Treasury Blueprint Envisions Fed as Macro-Prudential Regulator for Financial Firms
The Treasury Blueprint’s role for the Federal Reserve Board as market stability regulator envisions macro-prudential regulation that may encompass the risk exposures of hedge funds and other financial firms, according to David Nason, Assistant Secretary for Financial Institutions. In remarks at a London seminar on new financial frontiers, he said that the market stability regulator should have the ability to require financial firms to undertake corrective actions to address financial stability problems, such as counterparty risk exposures and concentrations of asset exposures.
Similarly, the market stability regulator must have access to detailed information from all types of financial institutions, including data submissions and the ability to join in or initiate examinations. Treasury also envisions the market stability regulator having the authority to require additional disclosure by financial institutions so that market participants can better evaluate their risk profiles.
As the market stability regulator collects and analyzes this type of information, continued the official, it could publish aggregate information to highlight issues associated with potential risk exposure.

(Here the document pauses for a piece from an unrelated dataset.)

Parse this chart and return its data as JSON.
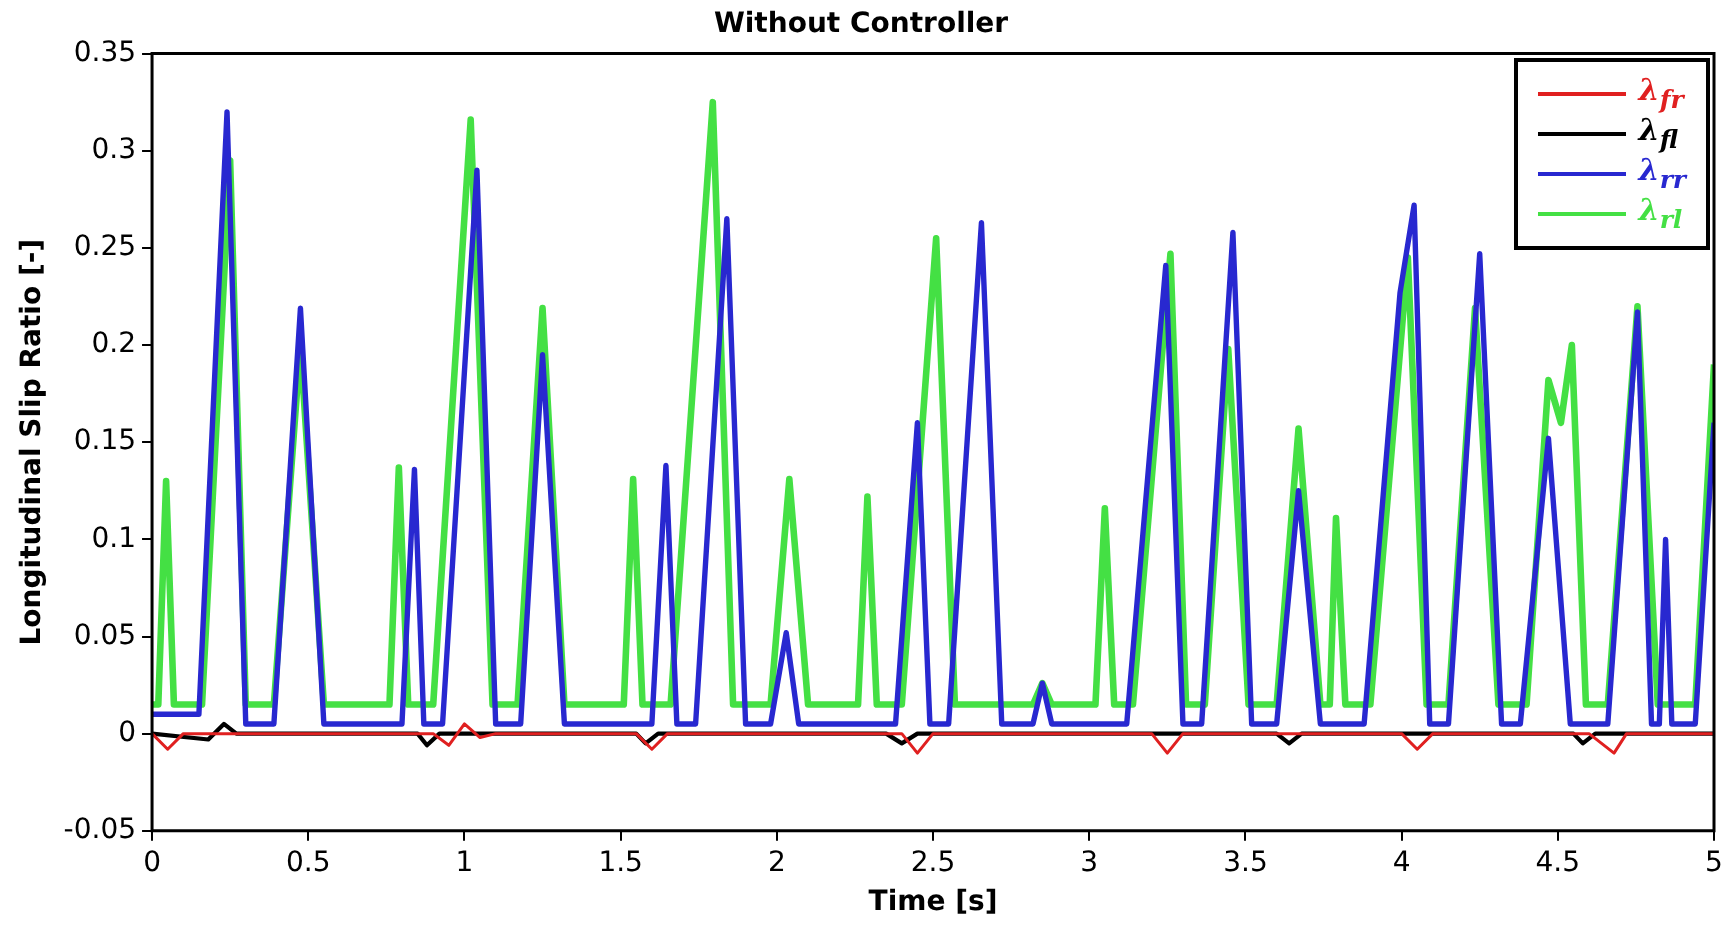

Such actions, combined with enforcement authority, would provide a clear signal to market participants that the market stability regulator has identified some potential problems that should be addressed. Treasury expects that this action alone could have an impact on overall behavior.
Mr. Nason referred to this process as "leaning against the wind" in an attempt to prevent broad economic dislocations caused by potential excesses. It will not be an easy job. In addition to the difficulty of determining just where and when to lean against the wind, he reasoned, there could be a tendency of the market stability regulator to lean too heavily simply to avoid blame for any ensuing financial instability. Moreover, regulated entities could push back, alleging regulatory over-reach. But, at the end of the day, it is a process worth trying for anyone who wants to preserve innovative financial markets.
The Blueprint advocates a separation of responsibilities between a regulator looking at the system as a whole and another regulator focused on the health of individual institutions. A macro-stability regulator should not be concerned with the failure of an individual institution, he emphasized, while a micro-prudential regulator should be very concerned with individual institution failures, especially when the government safety net is involved.